Bilgisayar icat edilmeseydidünya farklı olurdu.Bilgisayar icat edilmemiş olsaydı dünya bambaşka olurdu.

Keşke/Keşke inşaat

Doğru kullanım tasarımlar diliyorumİngilizce konuşmanızı süsleyecek.

tasarım diliyorum... (Nasıl isterdim...) (Yazık...) - gerçekçi olmayan tipe aittir. Wish'ten sonra her zaman Past veya will + mastarı kullanılır. Bu cümleler, arzu edilen bir şeyin yolunda gitmemesi veya daha önce yürümemesi durumunda pişmanlık, hayal kırıklığı, üzüntüyü ifade etmek için gereklidir.

Keşke inşaatı için çeviri kuralı. Rusça'da cümle olumluysa, İngilizce'de olumsuz olacaktır ve bunun tersi de geçerlidir. Örneğin:

    Keşke bisikletim yapmamıştı çalıntı. (Edebi çevirisi: Keşke bisikletim çalınmasaydı.)

    Keşke bisikletim vardıçalınmış. - Ne yazık ki bisikletim ÇALINMADI. (Edebi çevirisi: Keşke bisikletim çalınsa.)

Rusçadan çeviri yaparken “Yazık (istiyorum)” şeklinde cümle kuruluyor ve işaret değişiyor.
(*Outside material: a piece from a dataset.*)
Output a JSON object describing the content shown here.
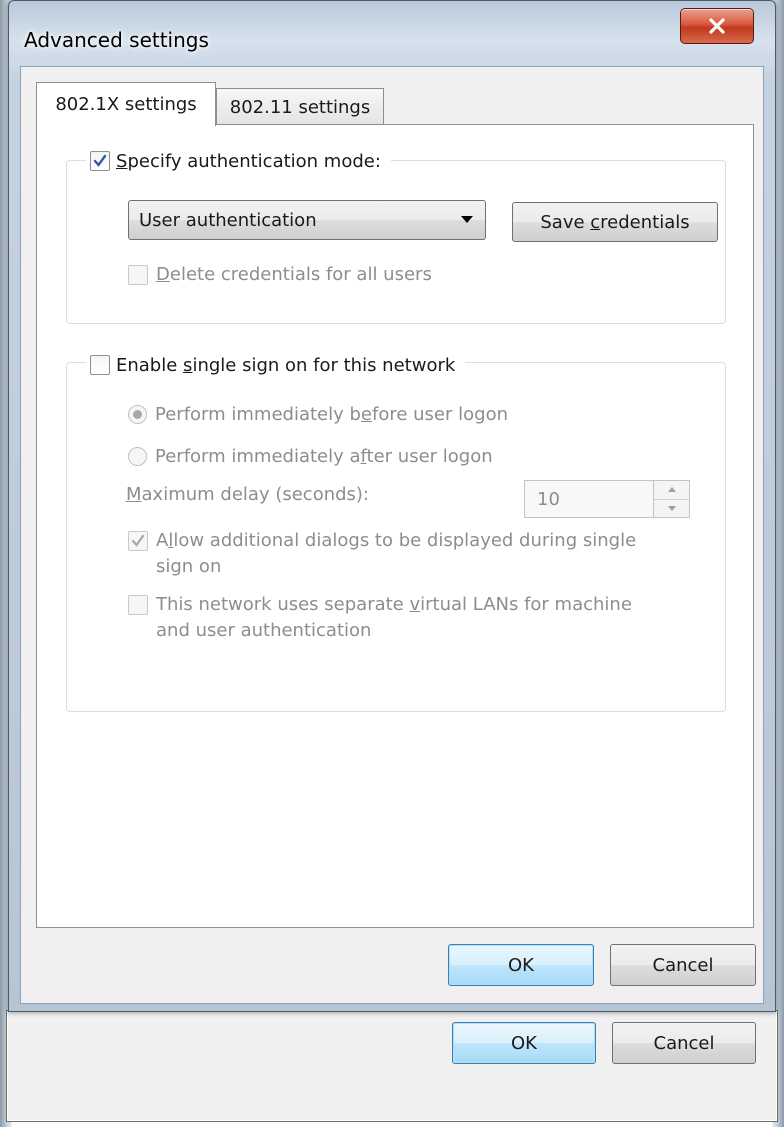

Mesela iş günü boyunca uyumuş olmam çok yazık. - Keşke iş günü boyunca uyumasaydım. Bu cümlenin İngilizce'den birebir çevirisi: Keşke iş günü boyunca uyumasaydım.

Durumu hayal edelim. İlginç bir kişiyle tanıştınız ve telefon numaralarını değiştirdiniz. Bir gün onu aramaya karar verirsiniz ama numarayı kaybettiğinizi fark edersiniz. İçinizden şöyle diyorsunuz: "Numarasını bilmemem çok yazık." Bu İngilizcede kulağa nasıl geliyor? Keşke telefon numarasını bilseydim. Ve burada kafa karışıklığı ortaya çıkıyor... Neden Rusça cümle olumsuz, İngilizce cümle ise olumlu? Ve şunu da belirteyim ki bu her zaman böyle olacaktır. Eğer Rusça ya da İngilizce cümlemizi tam anlamıyla tercüme etmeye çalışırsanız bu noktayı anlamak kolaydır. Keşke ifadesinin kendisi, istediğim / isterim ifadeleriyle eş anlamlıdır, yani "İstiyorum, diliyorum, isterim." Cümlemizin yeni bir Rusça karşılığı ortaya çıkıyor - Onun numarasını bilmemi istiyorum (çeviri gerçektir; sayıyı hala bilmiyorsunuz, bu yüzden pişman oluyorsunuz, duygularınızı "özür dilerim" kelimesiyle ifade ediyorsunuz). Ancak şimdi bunu İngilizceye çevirirseniz, tam olarak yukarıdaki İngilizce versiyonu elde edeceksiniz. Eğer bir cümleyi tam tersi şekilde İngilizceden Rusçaya çevirmeniz gerekiyorsa, aynı şekilde yeniden düzenleyin - Yazık... ve sonra artıyı eksiye veya eksiyi artıya (pozitif cümleyi negatife ve eksiye) değiştirin. tersine).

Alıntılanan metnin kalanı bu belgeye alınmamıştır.